Now where’d I leave my confidence? – 3 steps to finding yours

Confidence is such an elusive thing. It should be like our shadow, always there but something we are generally unaware of. And it should be equally intrinsic, we’re born believing we’re the most important thing in the universe, when did we lose that?

I was coaching yesterday with a woman who feared she’d left her confidence at her last job; maybe it was still there, in a drawer somewhere.

She’d gone to work at that company just out of University. She’d had great bosses, been given interesting projects and felt good about herself and her experience.

Then she moved to a company with a fast paced, aggressive culture and she just couldn’t find her feet.

She had a new picture of herself, and she didn’t like it. A real low came when she walked up to her intimidating Director’s desk for her monthly meeting. He was just getting up and mentioned he was off to get lunch as he brushed by her, obviously blowing her off.

She said nothing. Slunk back to her desk and wondered what had happened to that confident, outgoing woman she used to be.

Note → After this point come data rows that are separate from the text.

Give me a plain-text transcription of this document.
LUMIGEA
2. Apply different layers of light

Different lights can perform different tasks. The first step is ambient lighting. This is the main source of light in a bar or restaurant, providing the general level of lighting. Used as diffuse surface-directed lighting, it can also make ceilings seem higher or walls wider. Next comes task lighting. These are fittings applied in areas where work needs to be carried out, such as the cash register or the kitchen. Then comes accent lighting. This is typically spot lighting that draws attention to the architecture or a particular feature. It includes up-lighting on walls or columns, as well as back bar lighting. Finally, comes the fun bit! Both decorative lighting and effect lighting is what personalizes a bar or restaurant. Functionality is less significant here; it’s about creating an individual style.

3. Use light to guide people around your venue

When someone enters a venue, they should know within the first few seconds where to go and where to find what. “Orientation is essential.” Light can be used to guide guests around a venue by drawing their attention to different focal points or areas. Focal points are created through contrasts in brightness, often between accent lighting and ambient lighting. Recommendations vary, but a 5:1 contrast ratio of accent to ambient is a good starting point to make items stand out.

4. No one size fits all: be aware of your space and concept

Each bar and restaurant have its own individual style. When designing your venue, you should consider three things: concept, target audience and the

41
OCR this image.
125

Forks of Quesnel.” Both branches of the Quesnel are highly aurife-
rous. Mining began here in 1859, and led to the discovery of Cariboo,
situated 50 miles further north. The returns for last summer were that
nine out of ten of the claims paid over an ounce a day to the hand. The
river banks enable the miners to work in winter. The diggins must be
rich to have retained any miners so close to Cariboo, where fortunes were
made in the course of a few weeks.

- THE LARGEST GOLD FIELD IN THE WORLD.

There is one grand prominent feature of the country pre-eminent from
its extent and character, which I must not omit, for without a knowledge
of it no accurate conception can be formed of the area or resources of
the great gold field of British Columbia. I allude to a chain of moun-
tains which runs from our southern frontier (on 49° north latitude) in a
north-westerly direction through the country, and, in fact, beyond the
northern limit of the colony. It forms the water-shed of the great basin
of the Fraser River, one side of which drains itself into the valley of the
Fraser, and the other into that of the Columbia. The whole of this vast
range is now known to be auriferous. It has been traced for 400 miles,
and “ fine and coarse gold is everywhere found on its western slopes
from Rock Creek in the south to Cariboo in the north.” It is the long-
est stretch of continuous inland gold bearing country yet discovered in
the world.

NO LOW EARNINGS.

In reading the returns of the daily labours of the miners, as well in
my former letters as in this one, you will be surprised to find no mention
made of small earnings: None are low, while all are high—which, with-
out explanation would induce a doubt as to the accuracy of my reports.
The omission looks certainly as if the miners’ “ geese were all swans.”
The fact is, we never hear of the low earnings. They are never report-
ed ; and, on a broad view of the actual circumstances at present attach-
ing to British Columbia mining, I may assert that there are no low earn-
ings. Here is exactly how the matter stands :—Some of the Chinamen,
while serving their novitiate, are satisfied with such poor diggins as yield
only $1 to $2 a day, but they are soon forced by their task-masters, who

Confidence is, literally, all in our heads. It’s how we feel about ourselves. Other people can say things that encourage or diminish us but the way we take that on board, in our own psyche, determines how it affects our confidence.

If you’ve lost yours, it isn’t gone forever, just dormant and in need of a good brushing off.  

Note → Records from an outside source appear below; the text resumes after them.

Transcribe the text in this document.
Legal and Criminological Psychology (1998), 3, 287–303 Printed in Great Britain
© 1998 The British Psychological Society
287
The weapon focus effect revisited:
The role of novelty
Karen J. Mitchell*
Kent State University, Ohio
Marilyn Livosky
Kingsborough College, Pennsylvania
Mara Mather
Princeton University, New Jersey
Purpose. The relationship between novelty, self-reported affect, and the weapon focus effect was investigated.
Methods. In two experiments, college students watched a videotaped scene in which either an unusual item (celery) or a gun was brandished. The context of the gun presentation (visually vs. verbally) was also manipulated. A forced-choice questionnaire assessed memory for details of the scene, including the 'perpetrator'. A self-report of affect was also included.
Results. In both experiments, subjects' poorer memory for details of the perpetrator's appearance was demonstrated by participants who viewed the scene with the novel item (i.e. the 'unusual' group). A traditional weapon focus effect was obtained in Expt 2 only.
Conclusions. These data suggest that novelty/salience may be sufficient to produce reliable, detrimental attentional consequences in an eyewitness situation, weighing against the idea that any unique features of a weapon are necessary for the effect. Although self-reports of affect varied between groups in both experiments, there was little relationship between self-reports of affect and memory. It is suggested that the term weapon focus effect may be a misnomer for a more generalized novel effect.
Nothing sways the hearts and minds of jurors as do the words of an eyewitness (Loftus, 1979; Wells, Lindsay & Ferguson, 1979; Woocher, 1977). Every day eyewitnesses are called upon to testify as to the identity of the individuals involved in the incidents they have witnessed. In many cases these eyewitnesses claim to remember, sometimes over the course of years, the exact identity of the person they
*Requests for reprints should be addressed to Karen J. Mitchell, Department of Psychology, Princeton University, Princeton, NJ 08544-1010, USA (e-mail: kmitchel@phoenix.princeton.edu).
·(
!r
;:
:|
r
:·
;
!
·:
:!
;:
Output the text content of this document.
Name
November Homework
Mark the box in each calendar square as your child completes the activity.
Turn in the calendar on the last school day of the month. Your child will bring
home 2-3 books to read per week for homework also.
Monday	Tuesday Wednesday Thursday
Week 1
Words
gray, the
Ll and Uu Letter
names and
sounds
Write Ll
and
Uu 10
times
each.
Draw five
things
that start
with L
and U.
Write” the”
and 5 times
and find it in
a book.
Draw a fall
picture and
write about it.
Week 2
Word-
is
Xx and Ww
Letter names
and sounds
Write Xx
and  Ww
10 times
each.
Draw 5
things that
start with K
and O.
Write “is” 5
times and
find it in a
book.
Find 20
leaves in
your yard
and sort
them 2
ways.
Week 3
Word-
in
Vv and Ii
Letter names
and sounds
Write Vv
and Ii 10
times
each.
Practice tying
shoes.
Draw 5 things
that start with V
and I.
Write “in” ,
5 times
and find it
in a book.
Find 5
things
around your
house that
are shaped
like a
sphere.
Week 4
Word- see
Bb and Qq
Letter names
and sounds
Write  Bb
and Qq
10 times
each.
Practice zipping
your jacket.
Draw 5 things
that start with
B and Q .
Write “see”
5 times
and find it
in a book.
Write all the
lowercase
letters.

SO–quick ways to bolster your confidence when you need it.

1.  Find a moment from the past. Take a few minutes to locate a time when you felt really confident, maybe your most confident.

How did you feel? How did you walk, present yourself, approach people? What were you wearing, how did people react to you?

Immerse yourself in that memory, think about the details, what did you feel about yourself, how did you approach things?

Give that “self” a name and try to hang on to an image of what you looked like at that moment of self-confidence.

2.  Then, with that picture of your confident self, imagine rewriting the script on a recent event that undermined you.

How would you have handled it differently, what would you have said or done, that your confident self would have sailed through?

OK, back in your current shoes, how different was that response then the one you actually used? I suspect not dramatically different, in the words, but substantial in the way it made you feel.

3.  What I hear regularly, in my coaching practice, is that the confident self would have taken control, been proactive, maybe used humour or a spontaneous comment. The confident self would have let your personality shine through and bounced away from the awkward situation no worse for wear.

It’s not the words you chose or the things you do that kill your confidence. It’s that sense of defeat, the disappointment that you could have done better, that block the sun and eliminate your confidence shadow.

So, take a deep breath. Just before you charge into the next daunting situation, take a moment to picture your confident self. Picture your laugh, the way you stand, the ease with which you approach people. Pull it on like a shield and take it with you in to the conversation.

Confidence can be lured. Fake it for a bit and you’ll be surprised how quickly you feel it.

9 comments

  1. Kathy, great blog.

    Love the way you set out the issue, then set about giving us some solutions, then set up our ‘takeaway’.

    Good stuff. Good writing. Good subjects. Good design. Great blog.

    Mac.

  2. I love your techniques for regaining confidence; remembering a confident time. I have a friend (who I will not ‘out’ here) who used a similar technique. If she was nervous about a meeting or presentation, she would pretend to be a certain character from TV . She liked this character’s style and yes, confidence, so she said she would “act” the role in her meetings. No one was the wiser, and she came off looking like a star.

    Probably would have been better if she could have pictured herself confident as you suggest….but maybe her TV character had a sharper wardrobe!

    Fun post!

  3. Thanks Kathy, we love hearing from the other side of the Atlantic. I’ve just caught up with your Working for Wonka – great blog. I hope your friend’s TV character is a little less eccentric. That said, anything that builds your confidence and gets you through a difficult spot is worth hanging on to.

  4. I looove the flow of your writing, your logic, your advice. Keep them coming. They are most welcome. Confidence, elusive but so necessary. Others know if you have it and act in consequence. Thank u

  5. Hi Marcela and Bertica, thanks for your comments. Life comes with struggles, I don’t know anyone that has sailed through without them. They shake our confidence and can make us over think things. I completely agree that other’s recognize your confidence and respond, it then becomes self perpetuating. Good luck slaying your dragons.

  6. A great blog and well written with sound advice. I guess we all have different hats at different times and don’t always take the right one with us! Chose the hat for the moment, visualise the positive outcome then ‘do and become!’